An agreement between Bay County and RockTenn, owner/operator of the Panama City paper mill, will transfer responsibility for on-site wastewater treatment to the company.
"This is something that we've been looking forward to for a long time," said County Commissioner George Gainer.
The county has operated and maintained a treatment facility and subaqueous pipeline that carries wastewater from the RockTenn mill and Arizona Chemical to a treatment lagoon on Tyndall Air Force Base.
"Getting rid of that responsibility and liability, which is basically a private concern's issue, is just smart business for us," said Dan Shaw, Assistant County Manager. "It's revenue neutral... we don't make any money, we just pass along the cost of the operation."
"Right now we have all the risk… we're responsible for it all," Jennifer Shuler, Assistant County Attorney, told commissioners at last week's board meeting. "We're trying to transfer away that responsibility."
Under the terms of the agreement, the county will transfer its Florida Department of Environmental Protection permit and ownership of the pipeline to the company. The county will remain on the land lease with Tyndall AFB, but sublease the lagoon to RockTenn.
"They are pledging to take this over but they're giving us some financial assurances," said Shuler. "We have set up what I believe are pretty strong protections for the county."
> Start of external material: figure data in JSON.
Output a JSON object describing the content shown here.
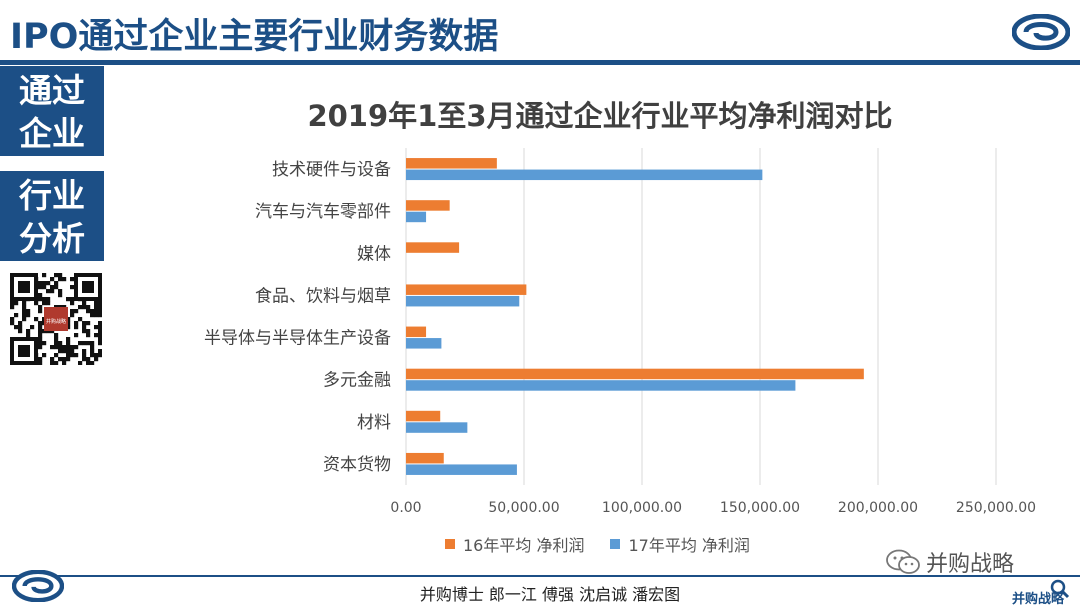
{
  "header": {
    "title": "IPO通过企业主要行业财务数据"
  },
  "sidebar": {
    "box1": [
      "通过",
      "企业"
    ],
    "box2": [
      "行业",
      "分析"
    ],
    "qr_stamp": "并购战略"
  },
  "footer": {
    "authors": "并购博士 郎一江 傅强 沈启诚 潘宏图",
    "wechat_label": "并购战略",
    "watermark": "并购战略"
  },
  "colors": {
    "brand": "#1c4f86",
    "series16": "#ed7d31",
    "series17": "#5b9bd5"
  },
  "chart_data": {
    "type": "bar",
    "orientation": "horizontal",
    "title": "2019年1至3月通过企业行业平均净利润对比",
    "categories": [
      "技术硬件与设备",
      "汽车与汽车零部件",
      "媒体",
      "食品、饮料与烟草",
      "半导体与半导体生产设备",
      "多元金融",
      "材料",
      "资本货物"
    ],
    "series": [
      {
        "name": "16年平均 净利润",
        "color": "#ed7d31",
        "values": [
          38500,
          18500,
          22500,
          51000,
          8500,
          194000,
          14500,
          16000
        ]
      },
      {
        "name": "17年平均 净利润",
        "color": "#5b9bd5",
        "values": [
          151000,
          8500,
          null,
          48000,
          15000,
          165000,
          26000,
          47000
        ]
      }
    ],
    "xlim": [
      0,
      250000
    ],
    "xticks": [
      "0.00",
      "50,000.00",
      "100,000.00",
      "150,000.00",
      "200,000.00",
      "250,000.00"
    ],
    "xtick_values": [
      0,
      50000,
      100000,
      150000,
      200000,
      250000
    ],
    "grid": true,
    "legend": "bottom"
  }
}
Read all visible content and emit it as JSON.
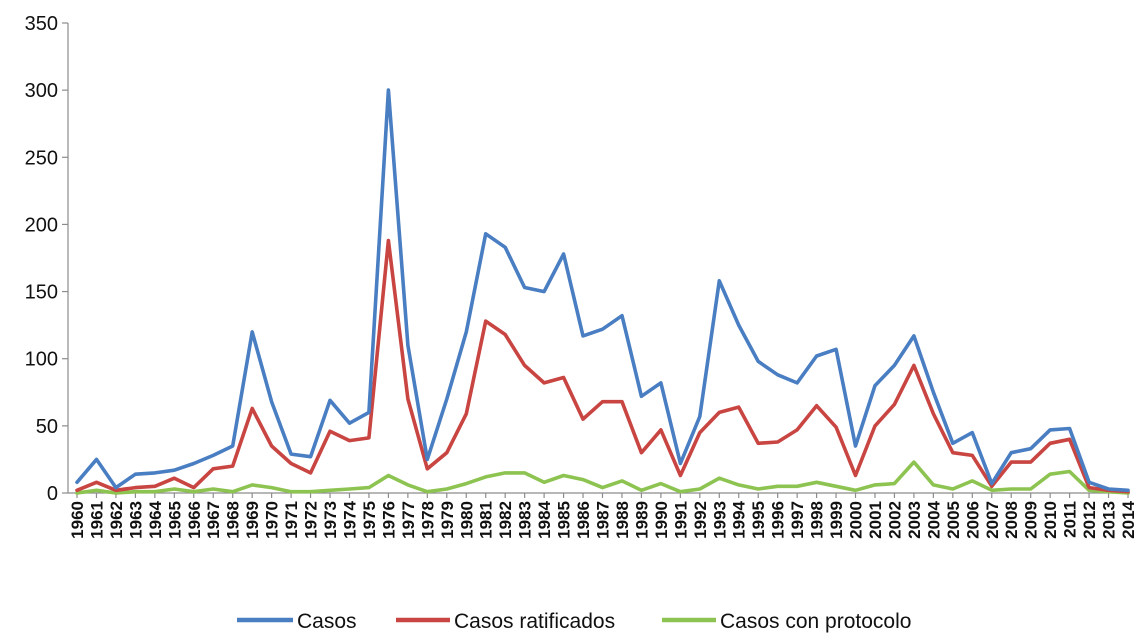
{
  "chart_data": {
    "type": "line",
    "title": "",
    "xlabel": "",
    "ylabel": "",
    "ylim": [
      0,
      350
    ],
    "yticks": [
      0,
      50,
      100,
      150,
      200,
      250,
      300,
      350
    ],
    "grid": false,
    "legend_placement": "bottom",
    "categories": [
      "1960",
      "1961",
      "1962",
      "1963",
      "1964",
      "1965",
      "1966",
      "1967",
      "1968",
      "1969",
      "1970",
      "1971",
      "1972",
      "1973",
      "1974",
      "1975",
      "1976",
      "1977",
      "1978",
      "1979",
      "1980",
      "1981",
      "1982",
      "1983",
      "1984",
      "1985",
      "1986",
      "1987",
      "1988",
      "1989",
      "1990",
      "1991",
      "1992",
      "1993",
      "1994",
      "1995",
      "1996",
      "1997",
      "1998",
      "1999",
      "2000",
      "2001",
      "2002",
      "2003",
      "2004",
      "2005",
      "2006",
      "2007",
      "2008",
      "2009",
      "2010",
      "2011",
      "2012",
      "2013",
      "2014"
    ],
    "series": [
      {
        "name": "Casos",
        "color": "#4a7ec2",
        "values": [
          8,
          25,
          4,
          14,
          15,
          17,
          22,
          28,
          35,
          120,
          68,
          29,
          27,
          69,
          52,
          60,
          300,
          110,
          25,
          70,
          120,
          193,
          183,
          153,
          150,
          178,
          117,
          122,
          132,
          72,
          82,
          22,
          57,
          158,
          125,
          98,
          88,
          82,
          102,
          107,
          35,
          80,
          95,
          117,
          75,
          37,
          45,
          7,
          30,
          33,
          47,
          48,
          8,
          3,
          2
        ]
      },
      {
        "name": "Casos ratificados",
        "color": "#c84542",
        "values": [
          2,
          8,
          2,
          4,
          5,
          11,
          4,
          18,
          20,
          63,
          35,
          22,
          15,
          46,
          39,
          41,
          188,
          70,
          18,
          30,
          59,
          128,
          118,
          95,
          82,
          86,
          55,
          68,
          68,
          30,
          47,
          13,
          45,
          60,
          64,
          37,
          38,
          47,
          65,
          49,
          13,
          50,
          66,
          95,
          59,
          30,
          28,
          5,
          23,
          23,
          37,
          40,
          4,
          2,
          1
        ]
      },
      {
        "name": "Casos con protocolo",
        "color": "#8dc451",
        "values": [
          0,
          2,
          0,
          1,
          1,
          3,
          1,
          3,
          1,
          6,
          4,
          1,
          1,
          2,
          3,
          4,
          13,
          6,
          1,
          3,
          7,
          12,
          15,
          15,
          8,
          13,
          10,
          4,
          9,
          2,
          7,
          1,
          3,
          11,
          6,
          3,
          5,
          5,
          8,
          5,
          2,
          6,
          7,
          23,
          6,
          3,
          9,
          2,
          3,
          3,
          14,
          16,
          2,
          1,
          0
        ]
      }
    ]
  },
  "colors": {
    "axis": "#8c8c8c",
    "text": "#111111",
    "background": "#ffffff"
  }
}
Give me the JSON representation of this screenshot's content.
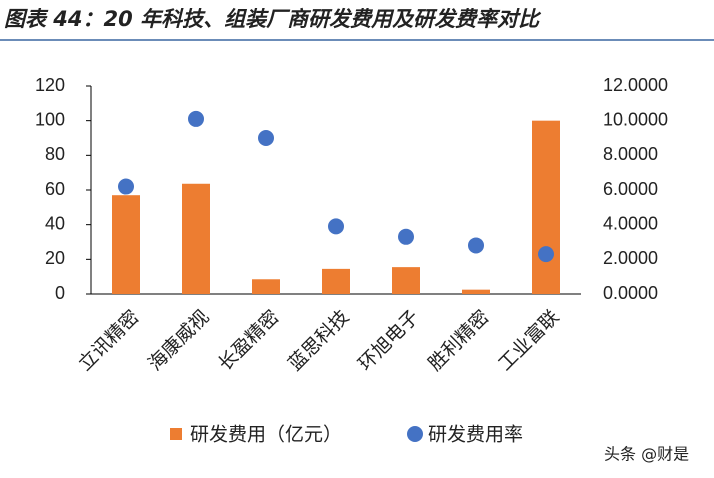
{
  "chart_data": {
    "type": "bar",
    "title": "图表 44：20 年科技、组装厂商研发费用及研发费率对比",
    "categories": [
      "立讯精密",
      "海康威视",
      "长盈精密",
      "蓝思科技",
      "环旭电子",
      "胜利精密",
      "工业富联"
    ],
    "series": [
      {
        "name": "研发费用（亿元）",
        "color": "#ed7d31",
        "type": "bar",
        "values": [
          57,
          63.6,
          8.5,
          14.5,
          15.5,
          2.5,
          100
        ]
      },
      {
        "name": "研发费用率",
        "color": "#4472c4",
        "type": "scatter",
        "axis": "y2",
        "values": [
          6.2,
          10.1,
          9.0,
          3.9,
          3.3,
          2.8,
          2.3
        ]
      }
    ],
    "ylim": [
      0,
      120
    ],
    "yticks": [
      0,
      20,
      40,
      60,
      80,
      100,
      120
    ],
    "y2lim": [
      0,
      12
    ],
    "y2ticks": [
      {
        "value": 0,
        "label": "0.0000"
      },
      {
        "value": 2,
        "label": "2.0000"
      },
      {
        "value": 4,
        "label": "4.0000"
      },
      {
        "value": 6,
        "label": "6.0000"
      },
      {
        "value": 8,
        "label": "8.0000"
      },
      {
        "value": 10,
        "label": "10.0000"
      },
      {
        "value": 12,
        "label": "12.0000"
      }
    ],
    "watermark": "头条 @财是"
  }
}
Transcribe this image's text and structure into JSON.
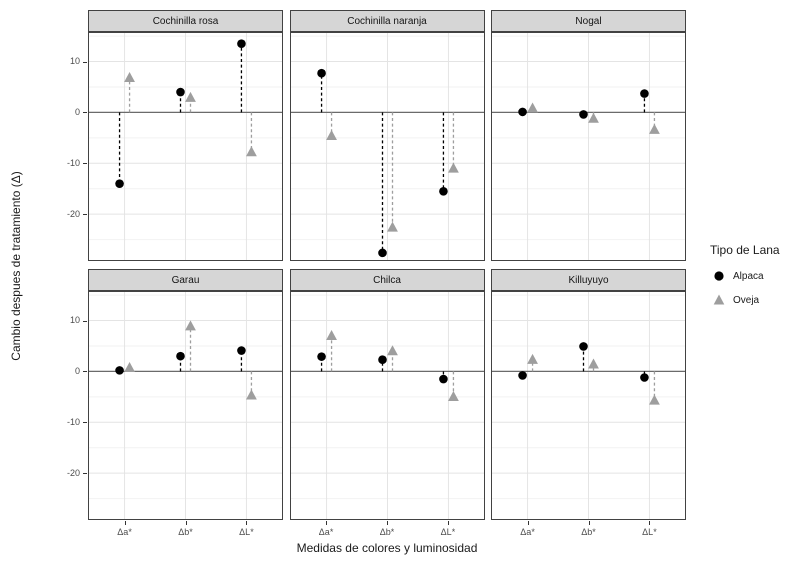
{
  "figure": {
    "xlabel": "Medidas de colores y luminosidad",
    "ylabel": "Cambio despues de tratamiento (Δ)"
  },
  "legend": {
    "title": "Tipo de Lana",
    "items": [
      {
        "label": "Alpaca",
        "marker": "circle",
        "color": "#000000"
      },
      {
        "label": "Oveja",
        "marker": "triangle",
        "color": "#9e9e9e"
      }
    ]
  },
  "chart_data": {
    "type": "scatter",
    "title": "",
    "xlabel": "Medidas de colores y luminosidad",
    "ylabel": "Cambio despues de tratamiento (Δ)",
    "categories": [
      "Δa*",
      "Δb*",
      "ΔL*"
    ],
    "ylim": [
      -29.2,
      15.8
    ],
    "yticks": [
      10,
      0,
      -10,
      -20
    ],
    "yminor": [
      15,
      5,
      -5,
      -15,
      -25
    ],
    "grid": true,
    "zero_line": true,
    "legend_title": "Tipo de Lana",
    "legend_position": "right",
    "series_names": [
      "Alpaca",
      "Oveja"
    ],
    "facets": [
      {
        "label": "Cochinilla rosa",
        "series": [
          {
            "name": "Alpaca",
            "values": [
              -14.0,
              4.0,
              13.5
            ]
          },
          {
            "name": "Oveja",
            "values": [
              6.8,
              2.9,
              -7.8
            ]
          }
        ]
      },
      {
        "label": "Cochinilla naranja",
        "series": [
          {
            "name": "Alpaca",
            "values": [
              7.7,
              -27.6,
              -15.5
            ]
          },
          {
            "name": "Oveja",
            "values": [
              -4.6,
              -22.6,
              -11.0
            ]
          }
        ]
      },
      {
        "label": "Nogal",
        "series": [
          {
            "name": "Alpaca",
            "values": [
              0.1,
              -0.4,
              3.7
            ]
          },
          {
            "name": "Oveja",
            "values": [
              0.8,
              -1.2,
              -3.4
            ]
          }
        ]
      },
      {
        "label": "Garau",
        "series": [
          {
            "name": "Alpaca",
            "values": [
              0.2,
              3.0,
              4.1
            ]
          },
          {
            "name": "Oveja",
            "values": [
              0.7,
              8.9,
              -4.7
            ]
          }
        ]
      },
      {
        "label": "Chilca",
        "series": [
          {
            "name": "Alpaca",
            "values": [
              2.9,
              2.3,
              -1.5
            ]
          },
          {
            "name": "Oveja",
            "values": [
              7.0,
              4.0,
              -5.0
            ]
          }
        ]
      },
      {
        "label": "Killuyuyo",
        "series": [
          {
            "name": "Alpaca",
            "values": [
              -0.8,
              4.9,
              -1.2
            ]
          },
          {
            "name": "Oveja",
            "values": [
              2.3,
              1.4,
              -5.7
            ]
          }
        ]
      }
    ],
    "styles": {
      "alpaca_color": "#000000",
      "oveja_color": "#9e9e9e",
      "strip_bg": "#d6d6d6",
      "panel_border": "#424242",
      "zero_line_color": "#6b6b6b",
      "grid_major": "#e4e4e4",
      "grid_minor": "#f2f2f2",
      "tick_text": "#4d4d4d"
    }
  }
}
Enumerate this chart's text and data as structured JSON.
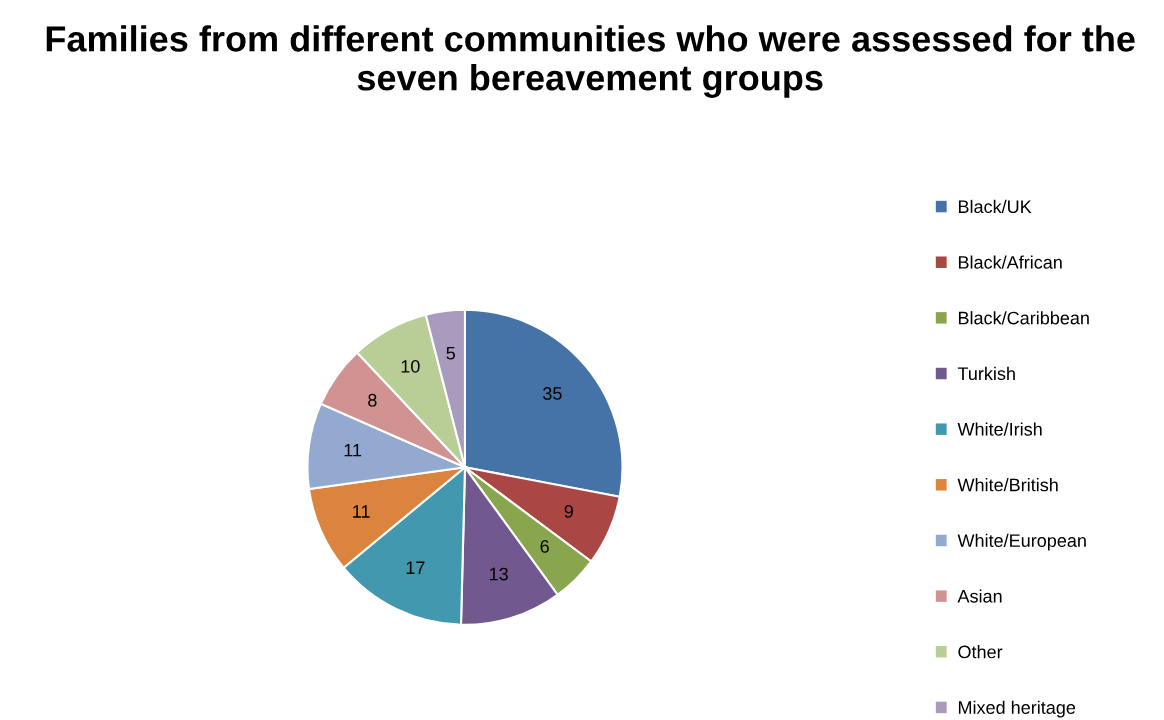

Gainer expressed concern over long-term liability at last week's meeting, but the board approved the deal on a 5-0 vote.
Robin Keegan, RockTenn's communications director, said the company is "thrilled" to partner with the county in what she called a "win-win" arrangement. Keegan said transfer of wastewater treatment obligations will allow the company to better manage its Panama City facility.
"Since we're in control of it, we determine when to spend money on certain things," said Shaw. "By them taking control of the facility, they can make those business decisions themselves rather than have to go through us."
Shaw said the transition could be completed within 45 days if all that's required is a simple permit transfer. According to Terrell Arline, County Attorney, the process could take six months to a year if the state requires revision of the existing submerged land lease for the pipeline.